Kunen [showed](https://neugierde.github.io/cantors-attic/Kunen_inconsistency) that [Reinhardt cardinals](https://neugierde.github.io/cantors-attic/Reinhardt) are inconsistent in ZFC. But his proof is a bit technical for a non-set-theorist to follow. [Berkeley cardinals](https://neugierde.github.io/cantors-attic/Berkeley) are stronger than Reinhardt cardinals. You can refute them in ZFC by observing that every Berkeley cardinal is Reinhardt, and then appealing to Kunen's theorem.

**Question 1:** Is there a more direct refutation of Berkeley cardinals in ZFC, perhaps one which might be more digestible by a non-set-theorist?
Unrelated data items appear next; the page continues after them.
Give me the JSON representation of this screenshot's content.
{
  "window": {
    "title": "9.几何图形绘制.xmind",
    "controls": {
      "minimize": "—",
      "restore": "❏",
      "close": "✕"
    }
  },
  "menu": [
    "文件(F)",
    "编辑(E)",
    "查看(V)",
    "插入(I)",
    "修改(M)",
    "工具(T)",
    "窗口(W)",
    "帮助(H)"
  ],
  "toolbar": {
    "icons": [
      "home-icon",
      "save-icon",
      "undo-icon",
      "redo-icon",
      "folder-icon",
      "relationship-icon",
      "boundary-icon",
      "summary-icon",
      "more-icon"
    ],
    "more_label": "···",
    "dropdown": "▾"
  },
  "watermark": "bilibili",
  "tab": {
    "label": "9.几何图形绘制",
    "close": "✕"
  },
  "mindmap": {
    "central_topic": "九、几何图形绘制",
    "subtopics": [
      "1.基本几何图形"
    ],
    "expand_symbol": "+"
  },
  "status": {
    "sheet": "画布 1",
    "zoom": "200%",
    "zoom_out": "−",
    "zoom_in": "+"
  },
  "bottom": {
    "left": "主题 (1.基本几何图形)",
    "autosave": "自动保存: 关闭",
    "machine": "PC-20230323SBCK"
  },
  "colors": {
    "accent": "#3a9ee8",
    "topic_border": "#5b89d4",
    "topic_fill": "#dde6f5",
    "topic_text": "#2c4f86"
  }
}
Recall that a Berkeley cardinal is a cardinal $\kappa$ such that whenever $M$ is a transitive set with $\kappa \in M$, are elementary embeddings $M \to M$ with arbitrarily large critical point $\alpha < \kappa$. A Reinhardt cardinal is when this holds for $M = V_\kappa$. So perhaps there is some other $M$ one can cook up which obviously fails the Berkeley property? Maybe $M = \kappa + 1$, for example?

**Question 2:** Let $\kappa$ be a cardinal (probably uncountable, regular, limit, measurable,etc.). Can it be the case in ZFC that there exists a nontrivial elementary embedding $\kappa + 1 \to \kappa + 1$?